Pete Risso grew up in New Berlin and graduated from Bloomsburg University with a degree in cultural anthropology. He has been teaching social studies for the last 10 years in the Tri-Valley School District. Joanne Risso, who worked as a substitute teacher for years, landed a full-time position at MCA last year as an ESL teacher.

At Mount Carmel this year, Risso had six students originally from China, one student from the Dominican Republic, one from Thailand, one from Mexico and two from Syria.

Although not fluent in any other language, she uses the Rosetta Stone program with most of the students. If a child cannot speak any English, she uses pictures with their language on the back. The student will tell her what the word is in their original language, Risso will say it in English and the student will copy it.

"Sometimes there are lots of gestures and pointing," she said.

Keeping in touch

Risso's parents visit often, and she stays in contact with her family through webcams and computers, but when she misses home, she can look outside her window.

"This area looks very similar to what it looks like in Australia where I grew up. It was hilly. This looks similar to a point. There are no gum trees here. How it looks in the winter without the snow is how it looks in Australia in the summer. Brown and dry," she said.

Life as an author

While Risso once had a focus in making and selling quilts, she would now rather pick up her laptop and write. She is the author of two children stories called "Over the Sea" and "In the Field."

The first book, "Over the Sea," was published in 2011 by Sunbury Press, of Boiling Springs, and is illustrated by Kathy Connelly.

The story, which is based on her oldest daughter Matilda, is about a young girl named Tilly who hates taking baths, so she devises a plan to rid her house of all water by running the faucets. However, her actions dry up all the rivers and lakes around her house.

"Her actions have consequences and she needs to change how she thinks and acts," Risso said.

Her second book, "In the Field," was published last month by Sunbury Press, and is illustrated by Missi Allen.

The story is again based on one of her children, this time 10-year-old Emanuel. The boy in the story, Manny, would pick all the flowers in the field for his mother, but they would eventually dry up and die.

"He wouldn't understand why I was so upset. If there are no flowers, no one else can look at them," Risso said.

Both stories have an environmental message about conservation, she noted.

"You take from the earth, you got to give something back. If you take too much, something bad is going to happen," she said.

Both books can be purchased for $9.99 at or Signed copies can also be purchased through

Risso plans to write more children's books. She has one written about her youngest son, but she is still trying to place Nerida in one of the stories. She also plans to write a young adult novel based loosely off stories of the cadets she met when she worked at Northwestern Academy, Coal Township.

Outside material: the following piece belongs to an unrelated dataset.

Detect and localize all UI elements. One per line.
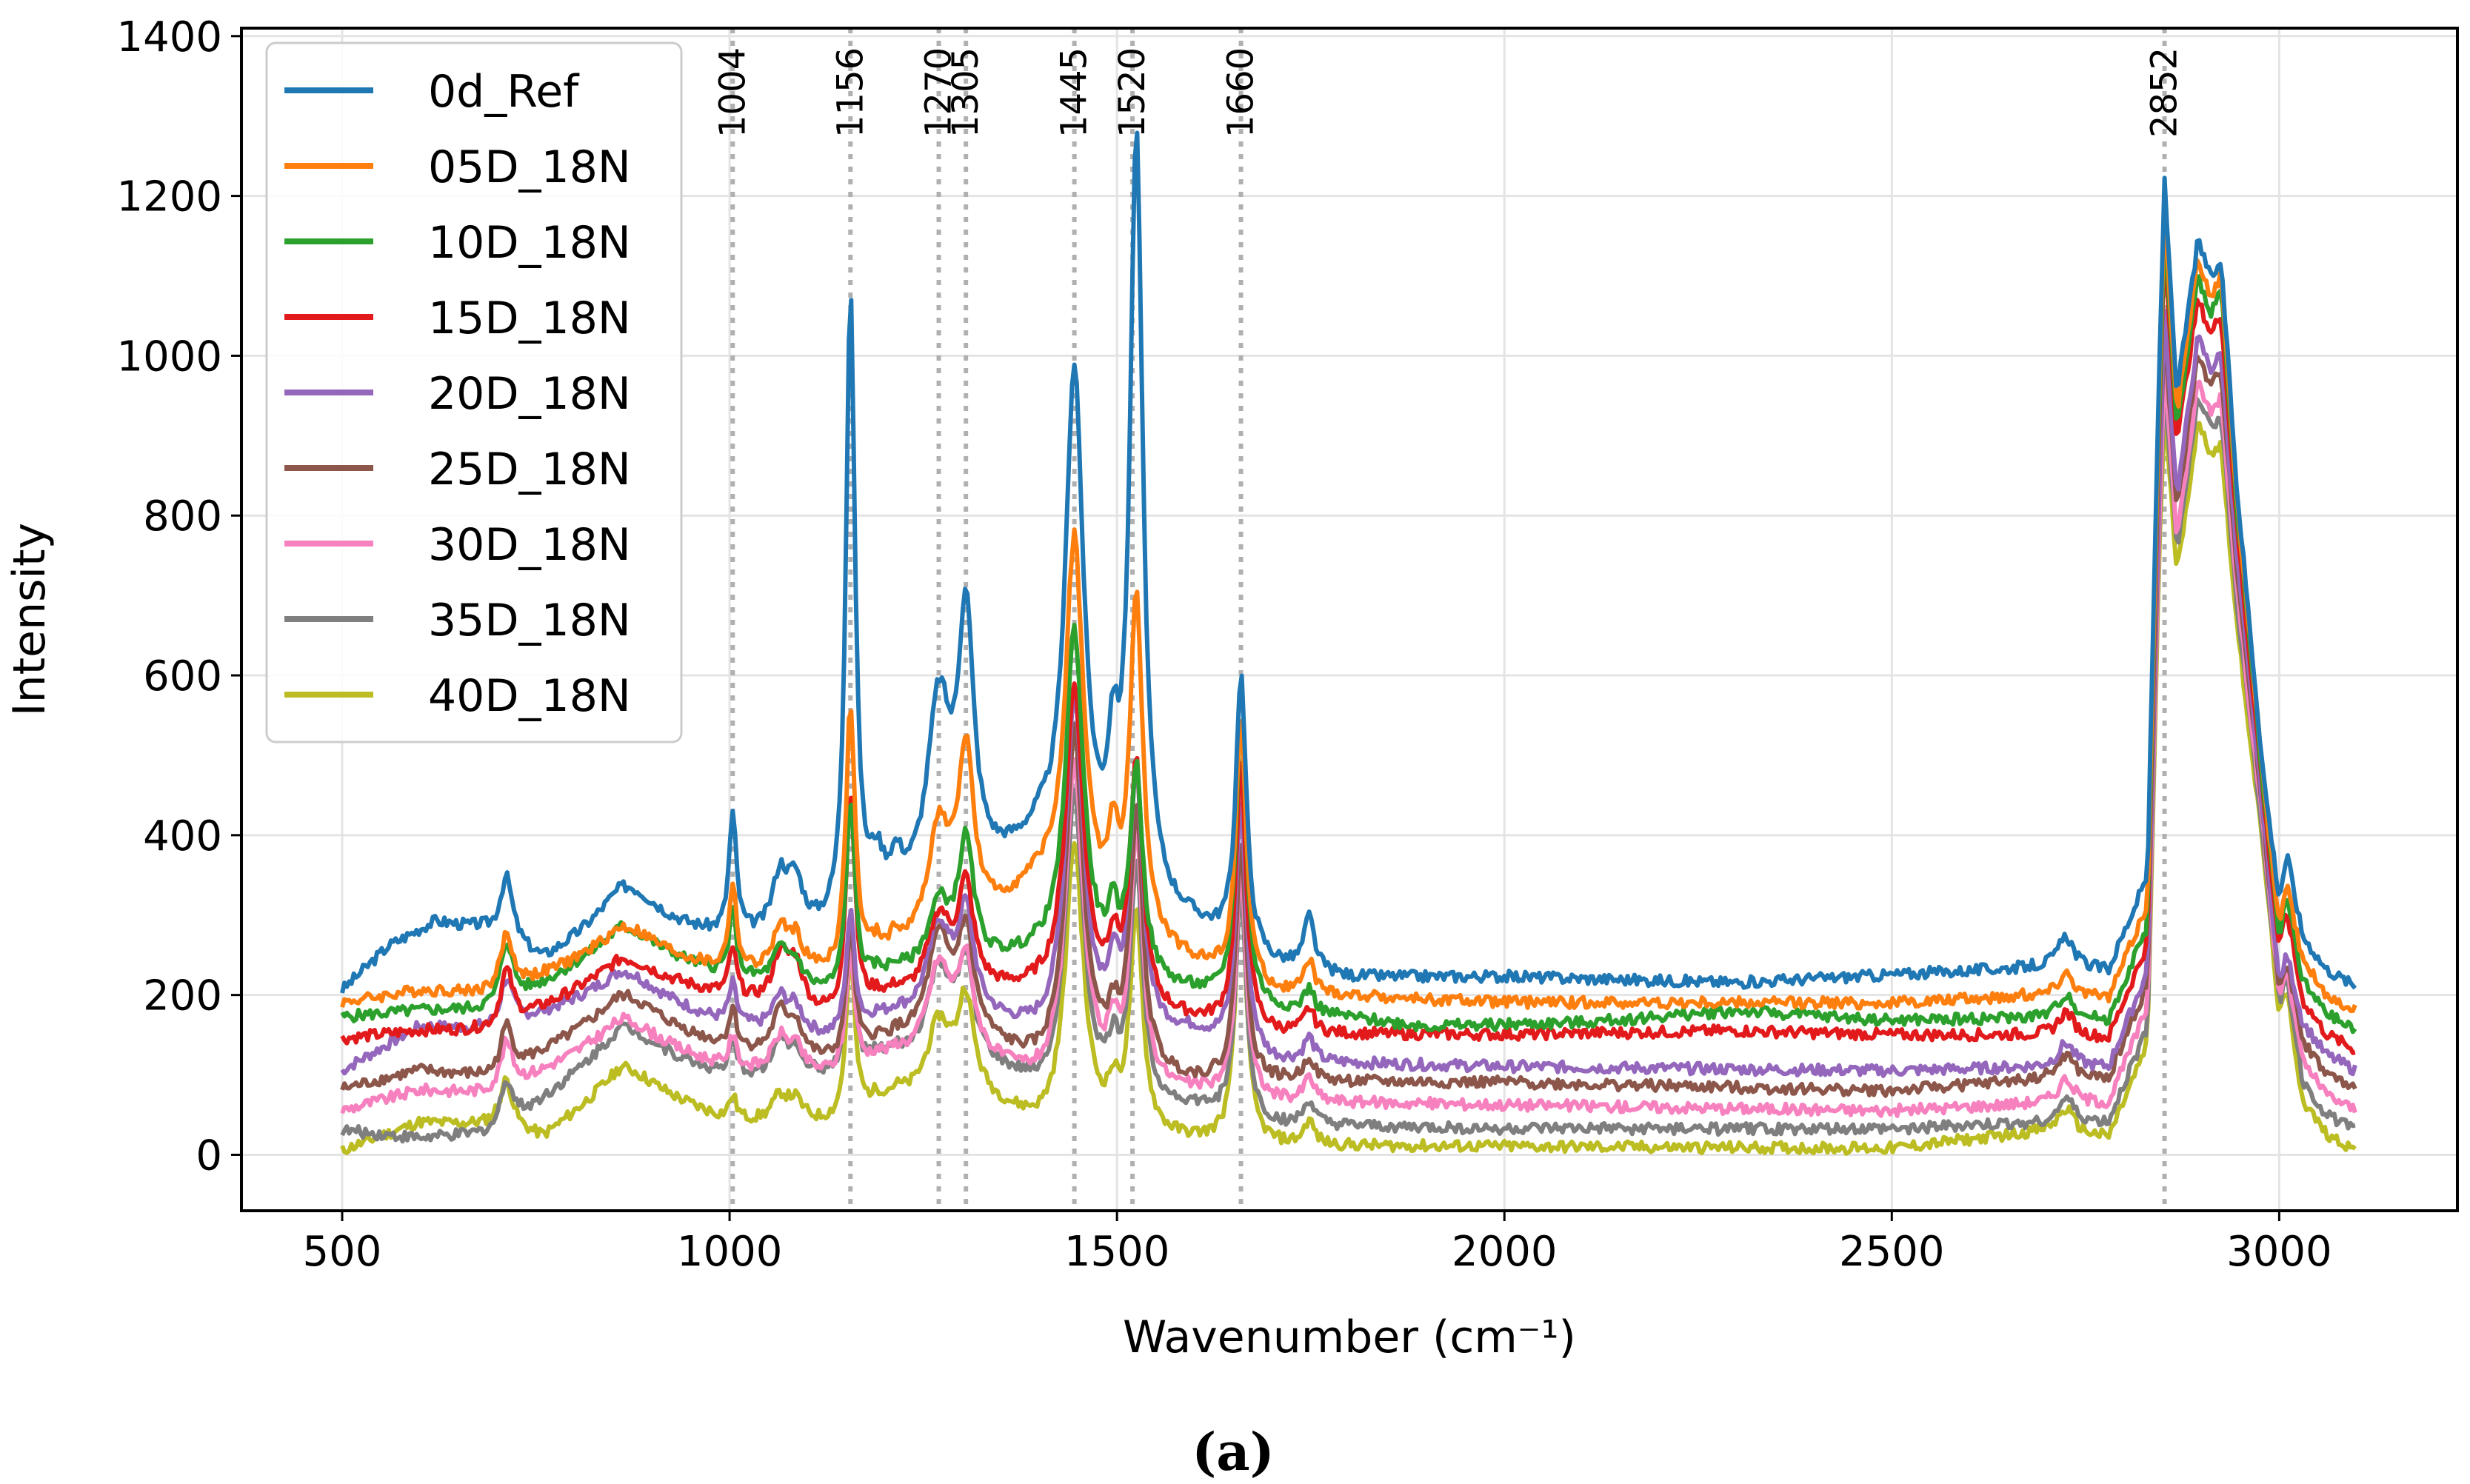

She can be found at Mount Carmel Area School District until April 4 as the author-in-residence, during which time she will be signing her books and providing an author discussion for grades kindergarten through sixth.

The event fundraiser, which was organized by the parent teacher association (PTA), involved a $1 donation for every pre-ordered book to the PTA.

She will also be attending the Book Expo America, a national event held in New York City, on June 1.

A complete list of appearances can be found on her website.